I resolved to gut it out until it cooled off, and boy, was that long in coming. Even at 10PM, it was hot and humid enough to get me soaking wet at the top of the switchbacks. By the time I came out of the bonkfest, it was midnight, and by 4AM, I had had enough and called it a day.
Some thoughts:
1. It was hot but ridiculously beautiful. We had the kind of popcorn clouds you get in the morning after an evening of thundershowers:
And great sunsets:
(2) Not in shape for the 508. I have a long way to go and precious little time to get there. I'm not sorry I bagged the 400 mile option. All that would have done was chew me up (including my rear end), and then I'd need a couple weeks to recover, and be even further behind.
(3) I used to think I did pretty well in hot weather. I'm not so sure now. Felt pretty good in the morning, though. Here's me putting my camera back in my rear pocket:
(4) DZ Nuts is good stuff but does not eliminate saddle sores.
(5) Save the Mt. Dew for later. Then again, at 170 calories, I think it accounted for most of my caloric intake during the day.
(6) The Enduro light still rocks. It went all night and kept ticking. Gotta find a better way to mount it on the handlebars/aerobars. The shadowing from the aerobars is a problem on descents.
(7) Rides can be tough physically and/or mentally. This ride was both. The climbing and the weather made it physically tough. Returning back to your car after an endless series of loops made it mentally tough. In retrospect, I think it was a mistake to have people meet us at the top of the switchbacks on every loop. We'd have been much better off with one stop in Malaga Cove, and stopping there every other loop. All those stops took a lot of time.
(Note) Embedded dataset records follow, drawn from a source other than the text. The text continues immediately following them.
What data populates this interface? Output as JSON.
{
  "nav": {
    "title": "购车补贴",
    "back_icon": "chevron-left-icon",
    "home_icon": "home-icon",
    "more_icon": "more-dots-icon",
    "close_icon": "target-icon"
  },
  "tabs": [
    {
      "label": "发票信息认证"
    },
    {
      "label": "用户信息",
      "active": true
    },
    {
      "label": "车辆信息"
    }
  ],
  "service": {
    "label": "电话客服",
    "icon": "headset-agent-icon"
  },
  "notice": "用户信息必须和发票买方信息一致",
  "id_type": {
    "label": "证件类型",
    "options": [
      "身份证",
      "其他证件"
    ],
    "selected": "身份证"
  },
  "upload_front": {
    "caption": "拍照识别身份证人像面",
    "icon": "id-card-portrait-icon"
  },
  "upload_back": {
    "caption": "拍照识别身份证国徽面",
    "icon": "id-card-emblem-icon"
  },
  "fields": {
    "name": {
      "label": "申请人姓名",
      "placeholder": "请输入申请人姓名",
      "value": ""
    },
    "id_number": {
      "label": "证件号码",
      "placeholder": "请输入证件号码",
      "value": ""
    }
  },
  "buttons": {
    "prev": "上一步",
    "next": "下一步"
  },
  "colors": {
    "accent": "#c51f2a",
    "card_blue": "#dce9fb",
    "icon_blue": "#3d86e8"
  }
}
(8) One thing I was very concerned about was looping around a suburban area on a holiday weekend in the wee hours. Lots of drunks out, for sure. At about midnight, about 1 in every 20 cars was a Sheriff, thankfully. Still, at about 12AM, we all saw something you don't see every day. Check this out:
That's a pristine, 60s vintage Rolls Royce, piled up into a tree. I took this on our second pass. On our first pass, there as an attractive blonde standing next to the car, with a lot of police about. The car looks to have lost control (on a low-speed road, mind you), crossed over the center median, and struck the tree on the other side of the road. Yikes.